Pub Date: April 1st, 2014
ISBN: 978-1-4391-9958-9
Publisher: Simon & Schuster

A comprehensive and compelling examination of The Duke.

Hollywood biographer Eyman (Empire of Dreams: The Epic Life of Cecil B. DeMille, 2010, etc.) goes beyond a mere cataloging of film credits and biographical highlights to illuminate the process that transformed Marion Morrison (1907-1979) into cinema’s most enduring symbol of masculinity, John Wayne. The poor son of a diffident man and a difficult mother, Wayne enjoyed social success in his school career due to his good looks, winning manner and athletic prowess. However, after an injury ended his football scholarship at the University of Southern California, he angled his way into a job as a prop boy at various movie studios.
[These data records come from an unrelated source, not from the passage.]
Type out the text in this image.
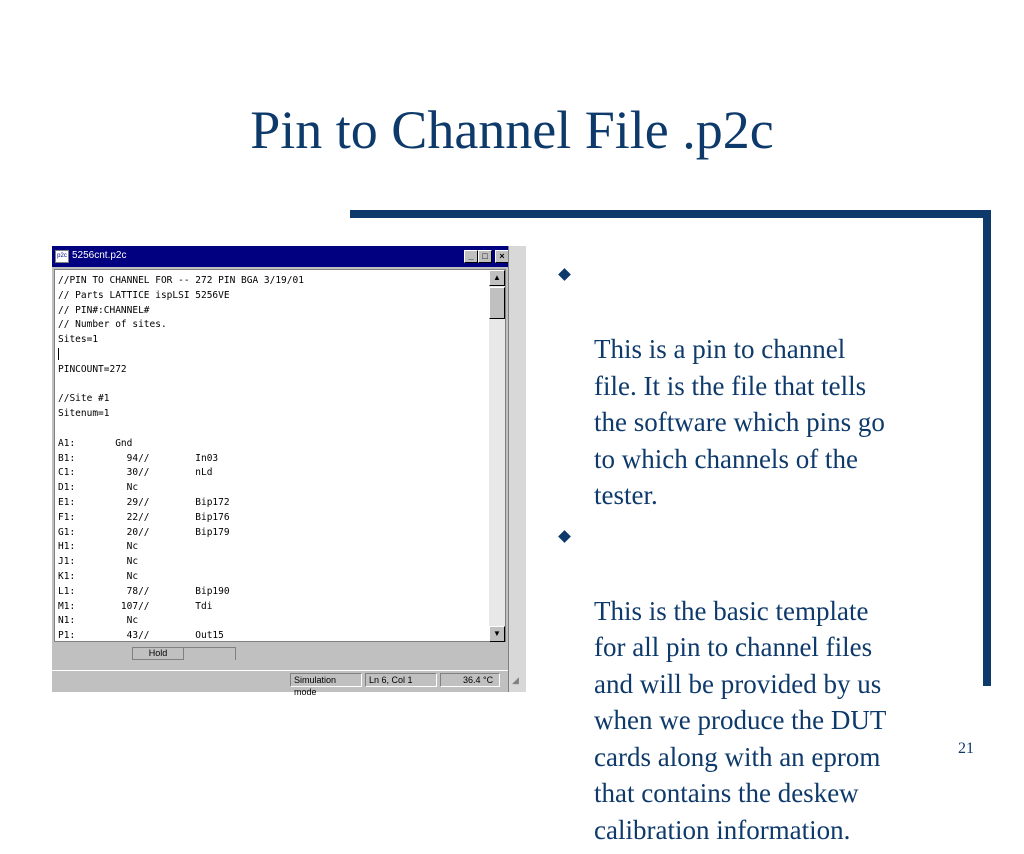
Pin to Channel File .p2c
p2c 5256cnt.p2c	_ □	×
//PIN TO CHANNEL FOR -- 272 PIN BGA 3/19/01
// Parts LATTICE ispLSI 5256VE
// PIN#:CHANNEL#
// Number of sites.
Sites=1

PINCOUNT=272

//Site #1
Sitenum=1

A1:       Gnd
B1:         94//        In03
C1:         30//        nLd
D1:         Nc
E1:         29//        Bip172
F1:         22//        Bip176
G1:         20//        Bip179
H1:         Nc
J1:         Nc
K1:         Nc
L1:         78//        Bip190
M1:        107//        Tdi
N1:         Nc
P1:         43//        Out15
▲
▼
Hold
Simulation mode
Ln 6, Col 1	36.4 °C	◢

This is a pin to channel
file. It is the file that tells
the software which pins go
to which channels of the
tester.

This is the basic template
for all pin to channel files
and will be provided by us
when we produce the DUT
cards along with an eprom
that contains the deskew
calibration information.

21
His commanding height, strength and graceful bearing were noted by director Raoul Walsh, who cast him in a small role, which led to a mostly undistinguished career cranking out generic, low-budget Westerns for Poverty Row studios such as Monogram and Republic. Eyman vividly evokes the humiliation and difficulty of those years in the trenches, where the canny Wayne devoted himself to learning every aspect of moviemaking and performing effectively for the camera. When John Ford gave Wayne his big break in Stagecoach (1939), the actor was ready. Eyman devotes much attention to the complicated but rewarding relationship between Wayne and Ford—the two would partner on an astonishing number of classic films—which would cement Wayne’s image in the public mind as film’s pre-eminent avatar of American manhood. Wayne’s personal life was as full of incident as his roles, including a tempestuous series of marriages, a long-term affair with screen siren Marlene Dietrich and controversy surrounding his conservative political views. Throughout, Eyman portrays Wayne as a man of hidden dimensions: a regular guy who liked to smoke and drink with his buddies and who was also a formidable chess player; a controlling figure on the set also capable of tremendous kindness and generosity; and an untrained actor who mastered the art of film performance.

Insightful, exhaustive and engrossing—a definitive portrait of the man and the legend.